Once again, the heavy weight of the world feels like it is impeding my ability to speak out, at least here in this space where I tend towards lightness. I have been quiet because the lightness I would ordinarily post feels frivolous in contrast to the overwhelming importance of current events. But having a choice about whether to stay silent in these times is a mark of my privilege. My voice is not impeded by anything or anyone but my own self and my own fears. So I will speak out.

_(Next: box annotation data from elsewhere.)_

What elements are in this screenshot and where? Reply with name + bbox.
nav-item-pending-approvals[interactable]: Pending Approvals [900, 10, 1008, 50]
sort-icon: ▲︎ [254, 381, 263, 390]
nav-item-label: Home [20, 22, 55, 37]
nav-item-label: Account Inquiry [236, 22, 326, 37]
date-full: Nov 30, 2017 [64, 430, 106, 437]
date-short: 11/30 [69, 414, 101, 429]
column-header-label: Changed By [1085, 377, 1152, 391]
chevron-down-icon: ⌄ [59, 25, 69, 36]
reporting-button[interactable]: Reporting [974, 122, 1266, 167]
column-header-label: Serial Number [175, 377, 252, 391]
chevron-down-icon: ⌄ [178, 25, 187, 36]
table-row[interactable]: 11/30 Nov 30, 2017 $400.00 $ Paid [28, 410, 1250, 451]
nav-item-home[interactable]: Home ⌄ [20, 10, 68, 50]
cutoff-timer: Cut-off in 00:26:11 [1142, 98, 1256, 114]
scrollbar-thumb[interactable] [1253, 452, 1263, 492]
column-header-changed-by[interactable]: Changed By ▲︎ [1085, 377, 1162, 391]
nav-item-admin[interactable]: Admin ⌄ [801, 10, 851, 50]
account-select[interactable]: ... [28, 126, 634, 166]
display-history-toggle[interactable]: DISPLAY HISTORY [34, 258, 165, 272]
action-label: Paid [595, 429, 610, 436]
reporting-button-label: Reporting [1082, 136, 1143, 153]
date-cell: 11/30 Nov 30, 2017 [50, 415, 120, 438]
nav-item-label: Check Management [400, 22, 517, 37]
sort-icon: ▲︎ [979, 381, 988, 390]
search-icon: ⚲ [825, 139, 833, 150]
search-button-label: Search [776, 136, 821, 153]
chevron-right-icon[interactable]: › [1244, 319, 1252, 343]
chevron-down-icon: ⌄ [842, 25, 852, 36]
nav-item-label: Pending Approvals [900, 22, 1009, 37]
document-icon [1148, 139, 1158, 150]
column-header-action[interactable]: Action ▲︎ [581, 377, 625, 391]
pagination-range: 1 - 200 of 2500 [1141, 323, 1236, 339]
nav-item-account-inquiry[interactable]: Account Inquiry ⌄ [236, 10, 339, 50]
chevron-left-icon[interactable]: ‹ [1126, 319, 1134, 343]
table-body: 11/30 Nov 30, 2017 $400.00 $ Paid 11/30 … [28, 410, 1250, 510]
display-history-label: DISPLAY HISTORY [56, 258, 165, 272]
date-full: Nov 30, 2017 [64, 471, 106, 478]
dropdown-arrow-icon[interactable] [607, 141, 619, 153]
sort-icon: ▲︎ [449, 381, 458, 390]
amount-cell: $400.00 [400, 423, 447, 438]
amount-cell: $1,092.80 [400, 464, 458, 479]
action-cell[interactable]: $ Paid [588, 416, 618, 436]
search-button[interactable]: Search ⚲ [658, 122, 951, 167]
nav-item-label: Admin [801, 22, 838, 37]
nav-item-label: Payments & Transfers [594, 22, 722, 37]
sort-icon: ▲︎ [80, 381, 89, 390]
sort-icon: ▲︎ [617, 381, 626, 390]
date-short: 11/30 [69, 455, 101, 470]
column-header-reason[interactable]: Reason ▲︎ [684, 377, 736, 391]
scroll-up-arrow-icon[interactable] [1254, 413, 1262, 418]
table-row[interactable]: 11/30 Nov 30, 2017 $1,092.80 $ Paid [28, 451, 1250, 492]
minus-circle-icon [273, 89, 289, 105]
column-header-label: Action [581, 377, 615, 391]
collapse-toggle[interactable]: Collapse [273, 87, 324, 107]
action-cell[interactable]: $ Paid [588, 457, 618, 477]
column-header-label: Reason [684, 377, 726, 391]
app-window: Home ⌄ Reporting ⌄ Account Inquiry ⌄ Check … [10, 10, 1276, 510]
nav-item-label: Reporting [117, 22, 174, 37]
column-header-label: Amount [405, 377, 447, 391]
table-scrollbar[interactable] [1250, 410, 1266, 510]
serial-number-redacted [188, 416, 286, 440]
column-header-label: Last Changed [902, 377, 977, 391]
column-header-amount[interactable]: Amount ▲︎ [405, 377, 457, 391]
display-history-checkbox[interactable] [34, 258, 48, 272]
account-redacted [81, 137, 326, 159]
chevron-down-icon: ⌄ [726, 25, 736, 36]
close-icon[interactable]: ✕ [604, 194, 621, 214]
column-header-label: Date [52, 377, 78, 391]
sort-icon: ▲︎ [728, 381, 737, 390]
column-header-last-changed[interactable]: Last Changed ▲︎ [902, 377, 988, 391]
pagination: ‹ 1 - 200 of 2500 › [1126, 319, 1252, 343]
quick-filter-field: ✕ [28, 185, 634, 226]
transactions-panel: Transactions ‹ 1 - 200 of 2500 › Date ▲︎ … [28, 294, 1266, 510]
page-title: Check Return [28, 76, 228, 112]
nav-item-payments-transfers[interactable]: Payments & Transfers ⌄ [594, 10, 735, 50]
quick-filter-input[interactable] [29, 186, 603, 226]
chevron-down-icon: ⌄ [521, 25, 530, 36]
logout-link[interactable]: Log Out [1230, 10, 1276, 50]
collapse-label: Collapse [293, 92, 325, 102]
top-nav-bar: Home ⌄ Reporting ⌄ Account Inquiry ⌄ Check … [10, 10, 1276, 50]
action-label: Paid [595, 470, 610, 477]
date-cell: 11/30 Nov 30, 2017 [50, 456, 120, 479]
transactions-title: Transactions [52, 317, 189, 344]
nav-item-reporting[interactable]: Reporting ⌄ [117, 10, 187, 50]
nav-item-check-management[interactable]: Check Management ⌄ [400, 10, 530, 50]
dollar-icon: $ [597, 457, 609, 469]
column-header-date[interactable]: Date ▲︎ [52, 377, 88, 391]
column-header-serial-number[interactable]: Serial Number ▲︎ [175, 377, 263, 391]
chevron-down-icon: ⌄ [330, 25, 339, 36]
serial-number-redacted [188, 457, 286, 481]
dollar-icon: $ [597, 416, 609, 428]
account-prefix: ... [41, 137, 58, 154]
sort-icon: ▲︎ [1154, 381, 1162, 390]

The post title is in homage to Colin Kaepernick, who gained notoriety and blacklisting from the NFL for his powerful protest of police brutality and racial injustice, by kneeling during the national anthem in 2017. For those of you who are unfamiliar with the expression “take a knee,” it refers to the act of kneeling in respect, and is an act made to show solidarity for someone injured on the playing field. I’ve been moved in recent weeks to see that more and more white people now appear better able to hear the meaning of that silent and powerful protest.
It has been amazing to see the many thousands of protests that have been held across this country, in big cities and small towns, in support of Black lives. For the record, I support the protests that have been going on in recent weeks in response the recent horrible murders by police of George Floyd, Breonna Taylor, and many other Black lives senselessly lost to violence. These are but the most recent in the long and brutal history of this country, where enforcement of the law is deeply unequal and shaped by pervasive white supremacy. I continue to grieve for the stolen life of Tamir Rice, who was only 12 when he was killed by police. And for so, so many others whose names I still must learn. Each person loved and valued. Each person’s loss deeply felt by family and friends. Each life cut short, each well of boundless potential senselessly drained.
There is always more to be done to fight for a more just society, so writing this small bit here feels too small. But I’m convinced that it is far worse to say nothing. I will strive to speak out more, do more, amplify more Black voices, and give more to organizations who are fighting the fight.
The Movement for Black Lives (M4BL) formed in December of 2014, was created as a space for Black organizations across the country to debate and discuss the current political conditions, develop shared assessments of what political interventions were necessary in order to achieve key policy, cultural and political wins, convene organizational leadership in order to debate and co-create a shared movement wide strategy. Under the fundamental idea that we can achieve more together than we can separately.